Identification of an ancillary protein, YabF, required for activity of the KefC glutathione-gated potassium efflux system in Escherichia coli

Abstract

A new subunit, YabF, for the KefC K(+) efflux system in Escherichia coli has been identified. The subunit is required for maximum activity of KefC. Deletion of yabF reduces KefC activity 10-fold, and supply of YabF in trans restores activity. IS2 and IS10R insertions in yabF can be isolated as suppressors of KefC activity consequent upon the V427A and D264A KefC mutations.

FIG. 1

Diagram showing the organization of the carB and kefC region in K. aerogenes and E. coli (a) and the overlap between yabF and kefC in E. coli (b). (a) The bar indicates the 4.2-kb fragment cloned and sequenced from pASRB1, showing the position of the 3′ end of carB (hatched), the carB-yabF intergenic region (open), yabF (diagonally striped), and kefC (filled). The inverted triangle above the block indicates the approximate position of the 13-kb insert found in the E. coli genome sequence (23). (b) DNA sequence of the E. coli yabF-kefC junction. The arrows indicate the position of the 3′ end of yabF (TAG stop codon underlined) and the 5′ end of kefC (putative Shine-Dalgarno sequence and start codon double underlined).

FIG. 2

YabF and YheR are required in trans for the activity of KefC and KefB. Potassium efflux was measured in mutant strains transformed with the appropriate plasmids to allow the contribution of YabF and YheR to be analyzed. Potassium efflux was measured according to methods in previous publications (21), and each experiment has been repeated at least three times. The data shown are representative. The arrow indicates the time of addition of 0.5 mM NEM. (A) KefC activity. Symbols: ▵, strain MJF276 (YheR⁺ KefB⁻ YabF⁺ KefC⁻); ●, MJF276/pkC952; ○, MJF276/pkC11; ■, MJF366/pkC952; □, MJF366/pkC11. (B) KefB activity.
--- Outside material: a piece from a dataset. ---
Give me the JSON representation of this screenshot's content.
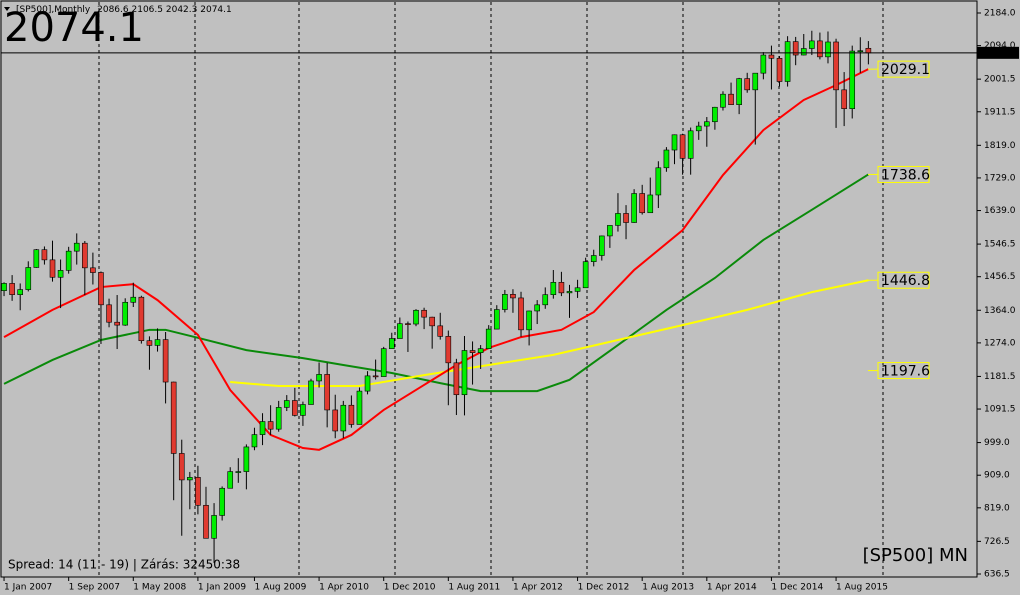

Symbols: ▵, strain MJF276; ●, MJF276/pΔYheR; ○, MJF276/pKefB; ■, MJF370/pΔYheR; □, MJF370/pKefB. Strain MJF276 expresses YabF and YheR, MJF366 expresses only YheR, and MJF370 expresses only YabF. Plasmids pkC952 (YabF⁻ KefC⁺), pkC11 (YabF⁺ KefC⁺), pΔYheR (YheR⁻ KefB⁺), and pKefB (YheR⁺ KefB⁺) are described in Table 2. Data obtained with MJF374 (YabF⁻ KefC⁻ YheR⁻ KefB⁻) transformed with the above plasmids were identical to the data obtained with either MJF366 (A) or MJF370 (B) (data not shown).

FIG. 3

Analysis of KefCV427A suppressor mutants. Potassium efflux was determined as described previously (10, 12). (A) Strains MJF116#22, (KefCV427A, IS2 5′ to yabF) and MJF527 (MJF116#22, GshA⁻) were transformed with pCWYabF (YabF⁺) to create strains that possess different combinations of YabF and GSH biosynthesis (Table 2). The strains were incubated in potassium-free medium (18), and either spontaneous K⁺ efflux (no NEM) or NEM-elicited K⁺ efflux (NEM added 3 min after resuspension in K⁺-free medium) was measured. Open columns, YabF⁻ strains; filled columns, YabF⁺ strains. The percentage of K⁺ retained 15 min after resuspension in K⁺-free medium is shown. Low figures indicate high KefC activity. One hundred percent is set for MJF527 immediately after resuspension in K⁺-free medium. (B) Details are as for panel A, substituting strains MJF116#52 and MJF526 (MJF116#52, GshA⁻) for strains MJF116#22 and MJF527, respectively. Similar data were obtained with MJF116#5 and MJF116#34 and their GshA⁻ derivatives (data not shown). (C) Potassium efflux from GSH-deficient strains: MJF335 (MJF276, GshA⁻) (▵), MJF532 (MJF116, GshA⁻) (□), MJF526 (MJF116#52, GshA⁻) (○), and MJF526/pCWYabF (●). Spontaneous K⁺ efflux was measured as described previously (18), and the experiments have been repeated at least three times. The data shown are representative.